Today is an anxious day.

I am learning so much about faith.  And darnit, I'm not good at it.  That's probably why God keeps giving me so many opportunities to practice.

Why is it that so many awful stories come out of the woodwork when you're pregnant?  How can so many terrible things happen on this road to baby?

Even though I'm totally sick today (which tells me that we're still cookin', this little one and me), I'm also nervous.  Anxious.  I can feel that threat of whatif breathing down my neck.

I have the faith.  Truly, I do.  This tiny one growing in me is our baby.  I can just feel it deep down in the depths of my being.  I will be seeing his or her little face in August (if I'm really being honest, I'm convinced this is a September baby.  Leah was going nowhere and hadn't even dropped at week 39; she only got out by way of being breech.  I suspect I'm not an early deliver-er). 

The unknown.  It's out there, and it is so hard to keep my focus off of the dark shadow of could and might

The journey into motherhood is the scariest one I've ever taken. 
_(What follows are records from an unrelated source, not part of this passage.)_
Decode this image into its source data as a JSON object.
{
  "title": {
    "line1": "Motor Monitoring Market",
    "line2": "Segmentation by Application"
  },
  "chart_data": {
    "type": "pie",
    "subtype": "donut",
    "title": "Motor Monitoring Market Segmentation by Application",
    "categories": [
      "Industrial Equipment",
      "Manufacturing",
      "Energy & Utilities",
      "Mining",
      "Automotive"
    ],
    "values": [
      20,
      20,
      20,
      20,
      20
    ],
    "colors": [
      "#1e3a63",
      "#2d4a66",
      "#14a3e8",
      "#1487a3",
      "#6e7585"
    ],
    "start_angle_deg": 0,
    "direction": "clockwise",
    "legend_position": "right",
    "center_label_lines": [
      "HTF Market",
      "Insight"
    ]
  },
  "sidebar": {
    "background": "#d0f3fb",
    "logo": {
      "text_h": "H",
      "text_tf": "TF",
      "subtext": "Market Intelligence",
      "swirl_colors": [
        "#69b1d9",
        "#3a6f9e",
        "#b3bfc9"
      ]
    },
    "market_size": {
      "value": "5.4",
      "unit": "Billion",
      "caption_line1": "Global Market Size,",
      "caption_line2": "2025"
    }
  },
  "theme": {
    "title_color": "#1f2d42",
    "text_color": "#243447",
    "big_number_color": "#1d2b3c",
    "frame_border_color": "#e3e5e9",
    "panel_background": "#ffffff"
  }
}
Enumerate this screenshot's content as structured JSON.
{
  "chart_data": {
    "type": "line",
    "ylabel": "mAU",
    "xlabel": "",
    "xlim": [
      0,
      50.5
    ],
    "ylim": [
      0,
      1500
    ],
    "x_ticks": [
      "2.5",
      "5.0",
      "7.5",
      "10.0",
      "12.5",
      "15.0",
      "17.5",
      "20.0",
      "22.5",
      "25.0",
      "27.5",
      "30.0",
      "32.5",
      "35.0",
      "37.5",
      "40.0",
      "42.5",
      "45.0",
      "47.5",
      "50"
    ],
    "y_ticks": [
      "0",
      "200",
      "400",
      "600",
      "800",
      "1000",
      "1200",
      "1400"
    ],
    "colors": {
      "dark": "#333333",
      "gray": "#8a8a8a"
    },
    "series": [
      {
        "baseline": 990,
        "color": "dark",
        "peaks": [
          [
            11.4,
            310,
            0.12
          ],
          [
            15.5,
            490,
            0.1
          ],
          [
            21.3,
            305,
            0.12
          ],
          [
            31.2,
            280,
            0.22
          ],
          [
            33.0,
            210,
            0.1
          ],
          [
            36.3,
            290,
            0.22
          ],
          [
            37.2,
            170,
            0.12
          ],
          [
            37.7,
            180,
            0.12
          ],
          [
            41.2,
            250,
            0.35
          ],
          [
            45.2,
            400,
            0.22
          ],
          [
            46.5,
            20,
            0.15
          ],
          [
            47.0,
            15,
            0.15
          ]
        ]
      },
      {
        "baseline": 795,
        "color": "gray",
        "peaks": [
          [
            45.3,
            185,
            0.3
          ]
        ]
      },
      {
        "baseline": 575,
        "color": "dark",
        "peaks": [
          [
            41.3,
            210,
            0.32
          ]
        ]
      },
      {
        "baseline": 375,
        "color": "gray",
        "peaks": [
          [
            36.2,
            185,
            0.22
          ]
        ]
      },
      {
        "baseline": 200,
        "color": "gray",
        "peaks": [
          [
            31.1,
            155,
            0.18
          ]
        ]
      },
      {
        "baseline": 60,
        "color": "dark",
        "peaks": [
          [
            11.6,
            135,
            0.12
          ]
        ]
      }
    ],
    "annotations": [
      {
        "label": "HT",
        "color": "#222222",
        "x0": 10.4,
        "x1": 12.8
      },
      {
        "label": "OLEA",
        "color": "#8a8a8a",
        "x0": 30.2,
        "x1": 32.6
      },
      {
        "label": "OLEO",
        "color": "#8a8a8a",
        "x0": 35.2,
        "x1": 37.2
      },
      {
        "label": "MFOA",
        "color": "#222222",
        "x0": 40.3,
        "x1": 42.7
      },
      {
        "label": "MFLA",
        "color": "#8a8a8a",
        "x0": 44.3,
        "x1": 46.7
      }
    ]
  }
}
Don't get me wrong, it's also the best journey I've ever taken.  So, so beyond worth it.  But there is nothing comparable to this experience that so powerfully requires me to willingly bare my soul and open myself up to the possibility of pain and sorrow.   To invite the coulds and mights and whatifs in, in exchange for the chance to have the greatest miracle of all. 

It's a steep price.  It's one I know I'll pay again, God willing. 

Today is an anxious day.  Tomorrow will be better.


Faith.  
It always turns out just like God planned.